With her book, Business for Authors, not only will you learn the fundamentals of running a book-based business, you’ll also get advanced strategies for fully leveraging each title you create. Many of the ideas I’m implementing in 2015 have been inspired by suggestions made by Joanna.
Self-Publisher’s Legal Handbook: The Step-by-Step Guide to the Legal Issues of Self-Publishing: Lately, I’ve signed a number of contracts to sell my books in various foreign languages. To be perfectly honest, the whole thing scares the heck out of me. Often, I wonder, “Is this a legit deal or some sort of Internet scam?”

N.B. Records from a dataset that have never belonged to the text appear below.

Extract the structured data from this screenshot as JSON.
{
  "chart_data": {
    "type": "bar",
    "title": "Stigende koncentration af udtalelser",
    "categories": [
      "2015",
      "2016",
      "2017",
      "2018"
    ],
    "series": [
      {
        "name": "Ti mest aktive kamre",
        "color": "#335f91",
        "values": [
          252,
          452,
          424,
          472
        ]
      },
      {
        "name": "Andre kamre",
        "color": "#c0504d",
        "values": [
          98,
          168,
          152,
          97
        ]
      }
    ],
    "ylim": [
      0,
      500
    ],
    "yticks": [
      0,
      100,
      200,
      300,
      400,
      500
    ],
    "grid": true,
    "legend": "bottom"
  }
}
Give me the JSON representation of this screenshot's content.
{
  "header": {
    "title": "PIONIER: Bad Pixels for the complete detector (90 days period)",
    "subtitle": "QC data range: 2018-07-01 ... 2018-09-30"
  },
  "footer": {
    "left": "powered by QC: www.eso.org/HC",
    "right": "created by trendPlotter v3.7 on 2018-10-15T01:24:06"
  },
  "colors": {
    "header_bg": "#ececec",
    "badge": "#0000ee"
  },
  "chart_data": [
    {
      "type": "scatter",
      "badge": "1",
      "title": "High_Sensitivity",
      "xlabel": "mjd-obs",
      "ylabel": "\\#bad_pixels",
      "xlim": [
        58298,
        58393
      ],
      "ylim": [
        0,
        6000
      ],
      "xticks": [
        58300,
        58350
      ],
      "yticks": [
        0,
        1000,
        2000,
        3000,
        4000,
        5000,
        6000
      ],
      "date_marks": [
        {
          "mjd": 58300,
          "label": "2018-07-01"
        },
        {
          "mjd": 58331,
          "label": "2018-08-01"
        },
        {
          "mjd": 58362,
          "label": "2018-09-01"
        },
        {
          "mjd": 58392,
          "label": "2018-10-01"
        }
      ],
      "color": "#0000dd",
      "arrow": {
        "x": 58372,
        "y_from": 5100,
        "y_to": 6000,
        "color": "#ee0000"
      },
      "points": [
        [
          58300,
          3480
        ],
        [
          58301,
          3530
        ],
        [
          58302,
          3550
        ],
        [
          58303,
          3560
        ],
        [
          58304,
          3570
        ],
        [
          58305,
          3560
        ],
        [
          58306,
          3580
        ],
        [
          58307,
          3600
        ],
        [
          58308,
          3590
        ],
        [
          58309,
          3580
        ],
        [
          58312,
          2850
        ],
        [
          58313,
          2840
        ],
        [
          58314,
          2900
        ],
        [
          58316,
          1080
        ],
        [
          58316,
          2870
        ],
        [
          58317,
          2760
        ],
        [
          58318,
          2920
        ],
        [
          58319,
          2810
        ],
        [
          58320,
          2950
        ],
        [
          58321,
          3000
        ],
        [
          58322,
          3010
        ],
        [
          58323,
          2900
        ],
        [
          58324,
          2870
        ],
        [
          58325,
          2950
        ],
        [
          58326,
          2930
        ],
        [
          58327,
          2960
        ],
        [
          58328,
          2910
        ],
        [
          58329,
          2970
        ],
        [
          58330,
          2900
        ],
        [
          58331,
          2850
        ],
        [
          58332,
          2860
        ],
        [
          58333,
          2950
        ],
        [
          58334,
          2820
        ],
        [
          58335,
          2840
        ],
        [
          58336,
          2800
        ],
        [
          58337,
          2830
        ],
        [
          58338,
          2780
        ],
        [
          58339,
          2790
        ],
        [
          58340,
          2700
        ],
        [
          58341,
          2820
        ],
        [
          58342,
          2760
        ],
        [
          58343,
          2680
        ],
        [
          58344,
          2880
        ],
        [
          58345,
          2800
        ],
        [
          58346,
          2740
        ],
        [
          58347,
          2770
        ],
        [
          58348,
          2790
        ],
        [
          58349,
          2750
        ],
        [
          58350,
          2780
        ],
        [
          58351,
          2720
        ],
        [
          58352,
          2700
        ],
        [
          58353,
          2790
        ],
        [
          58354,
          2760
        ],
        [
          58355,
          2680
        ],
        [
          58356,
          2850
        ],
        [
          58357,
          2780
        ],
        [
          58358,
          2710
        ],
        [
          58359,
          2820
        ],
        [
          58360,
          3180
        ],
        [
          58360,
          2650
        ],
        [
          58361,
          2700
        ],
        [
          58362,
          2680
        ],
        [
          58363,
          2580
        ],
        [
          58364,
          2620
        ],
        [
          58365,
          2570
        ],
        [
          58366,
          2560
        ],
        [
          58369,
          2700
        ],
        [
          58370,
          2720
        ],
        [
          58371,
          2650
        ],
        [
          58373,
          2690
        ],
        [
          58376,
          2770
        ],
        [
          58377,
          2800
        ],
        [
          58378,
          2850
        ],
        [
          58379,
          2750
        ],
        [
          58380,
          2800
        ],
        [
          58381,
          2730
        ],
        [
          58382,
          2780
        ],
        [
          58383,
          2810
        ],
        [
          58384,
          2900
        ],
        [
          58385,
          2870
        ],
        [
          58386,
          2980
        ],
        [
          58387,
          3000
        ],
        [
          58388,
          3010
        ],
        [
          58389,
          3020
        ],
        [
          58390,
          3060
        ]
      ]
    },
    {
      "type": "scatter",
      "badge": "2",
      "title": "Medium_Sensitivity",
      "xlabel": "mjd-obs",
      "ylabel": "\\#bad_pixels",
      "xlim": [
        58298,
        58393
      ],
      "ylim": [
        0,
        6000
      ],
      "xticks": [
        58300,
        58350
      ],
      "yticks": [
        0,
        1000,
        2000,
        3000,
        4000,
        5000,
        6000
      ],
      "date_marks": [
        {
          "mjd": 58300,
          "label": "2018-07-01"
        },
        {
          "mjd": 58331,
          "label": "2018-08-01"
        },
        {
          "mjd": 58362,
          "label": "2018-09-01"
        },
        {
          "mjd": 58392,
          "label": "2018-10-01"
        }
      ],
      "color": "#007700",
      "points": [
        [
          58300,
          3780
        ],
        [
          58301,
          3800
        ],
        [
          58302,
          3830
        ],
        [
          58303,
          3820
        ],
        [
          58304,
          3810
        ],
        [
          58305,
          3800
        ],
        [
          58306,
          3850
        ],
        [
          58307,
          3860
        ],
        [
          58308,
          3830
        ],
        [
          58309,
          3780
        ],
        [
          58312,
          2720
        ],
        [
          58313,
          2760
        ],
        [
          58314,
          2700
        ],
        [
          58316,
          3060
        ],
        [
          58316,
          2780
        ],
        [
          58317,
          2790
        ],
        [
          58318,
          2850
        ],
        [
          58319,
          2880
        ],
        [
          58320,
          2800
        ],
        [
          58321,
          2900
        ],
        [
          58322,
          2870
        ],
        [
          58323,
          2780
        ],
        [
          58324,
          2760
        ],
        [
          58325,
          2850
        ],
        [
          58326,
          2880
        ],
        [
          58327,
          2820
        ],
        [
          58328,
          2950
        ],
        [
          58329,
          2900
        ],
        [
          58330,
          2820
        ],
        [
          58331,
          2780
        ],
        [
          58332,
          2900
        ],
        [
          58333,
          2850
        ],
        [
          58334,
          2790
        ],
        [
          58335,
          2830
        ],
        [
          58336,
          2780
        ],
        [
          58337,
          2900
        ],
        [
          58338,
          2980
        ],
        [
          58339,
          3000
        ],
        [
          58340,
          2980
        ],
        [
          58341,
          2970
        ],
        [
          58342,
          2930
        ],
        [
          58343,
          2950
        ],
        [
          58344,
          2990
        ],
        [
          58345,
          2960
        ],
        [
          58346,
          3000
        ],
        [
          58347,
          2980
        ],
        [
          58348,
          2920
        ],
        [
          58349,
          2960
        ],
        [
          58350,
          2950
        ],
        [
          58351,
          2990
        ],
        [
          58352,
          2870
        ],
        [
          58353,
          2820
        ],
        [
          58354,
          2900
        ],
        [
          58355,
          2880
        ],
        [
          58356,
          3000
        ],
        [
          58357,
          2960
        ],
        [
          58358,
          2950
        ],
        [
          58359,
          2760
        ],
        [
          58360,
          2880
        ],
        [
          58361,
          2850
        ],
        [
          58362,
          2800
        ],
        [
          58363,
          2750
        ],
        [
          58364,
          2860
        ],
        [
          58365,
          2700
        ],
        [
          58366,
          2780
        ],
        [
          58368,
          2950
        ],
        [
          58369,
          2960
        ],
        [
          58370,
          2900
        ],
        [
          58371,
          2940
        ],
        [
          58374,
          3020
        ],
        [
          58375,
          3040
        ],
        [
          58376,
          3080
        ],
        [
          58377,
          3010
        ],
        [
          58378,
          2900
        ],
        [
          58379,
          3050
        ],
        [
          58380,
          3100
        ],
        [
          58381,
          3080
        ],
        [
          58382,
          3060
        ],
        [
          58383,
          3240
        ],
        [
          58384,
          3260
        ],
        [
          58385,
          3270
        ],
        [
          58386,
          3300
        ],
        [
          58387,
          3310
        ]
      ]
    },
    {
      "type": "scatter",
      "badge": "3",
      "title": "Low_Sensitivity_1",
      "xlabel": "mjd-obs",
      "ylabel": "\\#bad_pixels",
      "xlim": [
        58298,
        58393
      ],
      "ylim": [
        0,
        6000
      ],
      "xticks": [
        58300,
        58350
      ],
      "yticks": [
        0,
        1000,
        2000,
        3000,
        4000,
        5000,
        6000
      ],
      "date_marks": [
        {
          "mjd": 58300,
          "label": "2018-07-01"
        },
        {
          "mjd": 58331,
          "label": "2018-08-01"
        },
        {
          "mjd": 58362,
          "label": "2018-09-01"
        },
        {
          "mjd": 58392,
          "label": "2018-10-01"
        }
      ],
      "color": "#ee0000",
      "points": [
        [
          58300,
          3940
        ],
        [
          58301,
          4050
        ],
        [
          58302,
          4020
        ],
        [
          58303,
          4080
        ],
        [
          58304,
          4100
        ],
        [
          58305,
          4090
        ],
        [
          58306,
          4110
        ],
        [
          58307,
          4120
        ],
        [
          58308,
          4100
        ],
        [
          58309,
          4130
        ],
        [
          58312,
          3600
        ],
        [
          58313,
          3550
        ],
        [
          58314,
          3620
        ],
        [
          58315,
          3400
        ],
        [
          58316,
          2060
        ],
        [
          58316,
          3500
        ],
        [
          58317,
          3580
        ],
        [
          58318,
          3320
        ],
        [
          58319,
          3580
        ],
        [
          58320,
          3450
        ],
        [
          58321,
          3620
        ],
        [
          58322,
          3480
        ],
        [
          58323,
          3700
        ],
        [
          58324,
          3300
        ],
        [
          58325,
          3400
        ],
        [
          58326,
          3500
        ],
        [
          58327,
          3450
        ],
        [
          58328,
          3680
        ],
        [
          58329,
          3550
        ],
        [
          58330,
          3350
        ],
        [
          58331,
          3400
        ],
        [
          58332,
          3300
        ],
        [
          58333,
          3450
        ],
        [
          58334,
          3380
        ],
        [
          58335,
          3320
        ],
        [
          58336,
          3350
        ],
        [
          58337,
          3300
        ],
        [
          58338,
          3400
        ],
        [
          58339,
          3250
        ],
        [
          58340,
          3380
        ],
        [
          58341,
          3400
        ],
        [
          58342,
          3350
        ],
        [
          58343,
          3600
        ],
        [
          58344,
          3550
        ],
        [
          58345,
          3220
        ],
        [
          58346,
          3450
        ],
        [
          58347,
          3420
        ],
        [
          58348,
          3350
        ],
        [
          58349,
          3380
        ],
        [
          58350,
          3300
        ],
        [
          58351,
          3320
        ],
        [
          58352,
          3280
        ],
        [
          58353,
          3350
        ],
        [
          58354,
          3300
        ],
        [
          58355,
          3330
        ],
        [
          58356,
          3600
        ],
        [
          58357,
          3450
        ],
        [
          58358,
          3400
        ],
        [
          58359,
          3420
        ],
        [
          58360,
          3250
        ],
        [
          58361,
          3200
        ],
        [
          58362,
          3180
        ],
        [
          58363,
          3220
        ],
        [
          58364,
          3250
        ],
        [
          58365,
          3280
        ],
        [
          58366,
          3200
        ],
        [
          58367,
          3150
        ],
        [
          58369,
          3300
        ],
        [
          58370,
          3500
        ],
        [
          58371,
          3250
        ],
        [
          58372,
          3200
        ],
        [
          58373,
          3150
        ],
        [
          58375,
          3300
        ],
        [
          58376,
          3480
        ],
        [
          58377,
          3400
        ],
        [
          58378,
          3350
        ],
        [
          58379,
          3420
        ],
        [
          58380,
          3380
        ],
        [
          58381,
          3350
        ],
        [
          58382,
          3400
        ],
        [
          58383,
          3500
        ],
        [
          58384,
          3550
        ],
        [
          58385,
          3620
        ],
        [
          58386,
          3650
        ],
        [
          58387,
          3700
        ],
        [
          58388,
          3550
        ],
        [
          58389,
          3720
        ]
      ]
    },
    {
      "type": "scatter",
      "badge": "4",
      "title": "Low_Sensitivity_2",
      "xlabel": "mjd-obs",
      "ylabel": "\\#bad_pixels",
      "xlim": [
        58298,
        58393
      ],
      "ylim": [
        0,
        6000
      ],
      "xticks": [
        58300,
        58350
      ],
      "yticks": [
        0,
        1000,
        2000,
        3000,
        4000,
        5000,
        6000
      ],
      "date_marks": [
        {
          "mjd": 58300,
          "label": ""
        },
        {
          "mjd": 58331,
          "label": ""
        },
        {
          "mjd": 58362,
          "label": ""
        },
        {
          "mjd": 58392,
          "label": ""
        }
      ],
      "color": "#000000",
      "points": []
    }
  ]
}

That’s why I decided to check out the Self-Publisher’s Legal Handbook.
The author (Helen Sedwick) is both an attorney and a self-published author, so she has the required background to write a thorough breakdown of all the legal ramifications for running a book-based business.
My favorite section is where she goes line-by-line through a contract and explains the legalese that many publishers use to screw over authors. Scary stuff, but it’s still important information to learn.
The Indie Author Power Pack: Write. Publish. Repeat by Sean Platt & Johnny B. Truant, How to Market a Book by Joanna Penn, Let’s Get Digital by David Gaughran
This is a triple book bundle put together by indie authors I respect immensely. Each book covers a different aspect of self-publishing, and when you read them together, you’ll get an excellent crash course on laying the foundation for a successful author business.
Supercharge Your Kindle Sales Strategies: One weakness of my author business is I don’t spend enough time on keyword research. I recommend Nick Stephenson’s book because it teaches many strategies that I won’t cover in my podcast. This book provides a simple, but actionable, plan for identifying the right keywords for your book and using them to get more organic exposure on Amazon.